Cuatro décadas de dictadura, en donde el pensamiento era más perseguido que la corrupción, el crimen, o cualquier forma de enriquecimiento con manos sucias, hizo muy difícil que el cine español se vistiera de negro. Una Policía envilecida, más atenta a vigilar las posibles desviaciones ideológicas que los delitos comunes, difícilmente podía ser heroificada. Menos aún acusada. Ese prejuicio a contar historias protagonizadas por policías, se ha roto en los últimos años. La vigorosa serie de Rodrigo Sorogoyen, Antidisturbios, o películas como La isla mínima de Alberto Rodríguez o Canibal de Manuel Martín Cuenca, abundan en la superación de esos prejuicios que iniciaron directores como Bigas Luna, Enrique Urbizu o incluso José Luis Garci.

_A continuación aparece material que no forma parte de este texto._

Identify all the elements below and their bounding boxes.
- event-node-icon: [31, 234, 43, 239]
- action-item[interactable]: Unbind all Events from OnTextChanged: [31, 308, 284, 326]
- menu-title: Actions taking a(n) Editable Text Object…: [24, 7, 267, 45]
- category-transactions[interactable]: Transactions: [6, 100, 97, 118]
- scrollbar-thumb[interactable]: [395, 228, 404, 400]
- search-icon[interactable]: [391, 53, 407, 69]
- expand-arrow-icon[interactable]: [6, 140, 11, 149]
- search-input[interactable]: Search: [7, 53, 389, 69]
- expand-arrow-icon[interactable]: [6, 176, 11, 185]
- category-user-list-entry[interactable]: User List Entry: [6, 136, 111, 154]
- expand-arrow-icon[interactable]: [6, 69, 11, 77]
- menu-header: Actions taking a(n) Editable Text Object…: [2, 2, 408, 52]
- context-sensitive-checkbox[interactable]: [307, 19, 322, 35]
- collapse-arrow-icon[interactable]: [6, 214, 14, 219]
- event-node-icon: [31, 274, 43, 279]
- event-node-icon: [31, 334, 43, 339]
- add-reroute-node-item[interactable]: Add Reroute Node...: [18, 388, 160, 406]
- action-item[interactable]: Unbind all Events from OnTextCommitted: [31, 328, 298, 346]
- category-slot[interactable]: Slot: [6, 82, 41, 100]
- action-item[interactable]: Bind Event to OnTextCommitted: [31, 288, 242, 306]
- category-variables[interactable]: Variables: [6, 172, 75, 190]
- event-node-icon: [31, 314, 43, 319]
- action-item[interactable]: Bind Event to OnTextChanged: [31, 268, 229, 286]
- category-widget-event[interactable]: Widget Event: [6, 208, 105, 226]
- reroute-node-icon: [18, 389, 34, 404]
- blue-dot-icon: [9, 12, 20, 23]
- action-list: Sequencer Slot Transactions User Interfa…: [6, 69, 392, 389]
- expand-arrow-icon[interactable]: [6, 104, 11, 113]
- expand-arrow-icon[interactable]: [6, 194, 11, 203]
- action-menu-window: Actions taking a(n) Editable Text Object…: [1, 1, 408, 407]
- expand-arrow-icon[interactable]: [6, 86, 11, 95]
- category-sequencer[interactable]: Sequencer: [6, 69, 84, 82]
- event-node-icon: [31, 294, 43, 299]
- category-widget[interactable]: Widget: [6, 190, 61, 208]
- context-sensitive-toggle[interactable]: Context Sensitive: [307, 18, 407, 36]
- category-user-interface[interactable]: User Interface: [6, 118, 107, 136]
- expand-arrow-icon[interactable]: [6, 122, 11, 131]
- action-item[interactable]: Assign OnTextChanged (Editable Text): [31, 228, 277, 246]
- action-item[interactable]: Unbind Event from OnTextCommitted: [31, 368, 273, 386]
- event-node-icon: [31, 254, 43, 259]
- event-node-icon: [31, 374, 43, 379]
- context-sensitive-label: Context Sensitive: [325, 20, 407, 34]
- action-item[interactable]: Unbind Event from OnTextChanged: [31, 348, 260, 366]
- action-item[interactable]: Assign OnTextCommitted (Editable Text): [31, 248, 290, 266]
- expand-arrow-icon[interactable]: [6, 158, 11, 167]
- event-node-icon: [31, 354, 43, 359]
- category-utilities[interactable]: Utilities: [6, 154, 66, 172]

Ahora, producida por Netflix, se estrena en su plataforma este Bajocero saludado como una notable novedad. No defrauda. Desde sus minutos iniciales, dos secuencias antagónicas, queda claro que Lluís Quílez rueda con la solvencia del cine de Hollywood. En su arranque presenta a sus principales antagonistas. En un lado, un asesino con el rostro tapado que tortura con saña a su víctima. En el otro, un padre de familia que pincha una rueda en medio de un atasco. La calma del segundo se contrapone con la violenta ira del primero. En ese momento todavía el espectador no lo sabe, pero ya ha recibido los datos para sospechar que ambos cruzarán sus vidas.

La cuestión es que el guion cultiva una y otra vez el efecto de avanzar cambiando el paso. Con un arranque eléctrico, probablemente uno de los más anfetamínicos producidos por el cine español, el público no recibe ni un segundo de relajo. Clímax sobre clímax para mostrar cómo el traslado de un grupo de presos a un penal en un furgón policial se convierte en una trampa letal. El suspense se combina con la sorpresa, la tensión con la violencia y todo ello servido sobre una solvente capacidad actoral con Javier Gutiérrez y Karra Elejalde como voces solistas de un coro en el que todos dan vigor a sus criaturas. En la segunda mitad su ritmo y su texto titubean, entre otras cosas porque en ella, la acción deja paso a la dramaturgia y ésta trata de entender las motivaciones psicológicas. Pero es que Quílez no se queda en la acción y, al estilo de Chandler, se interroga sobre la legitimidad de la venganza frente a la inoperancia de la justicia.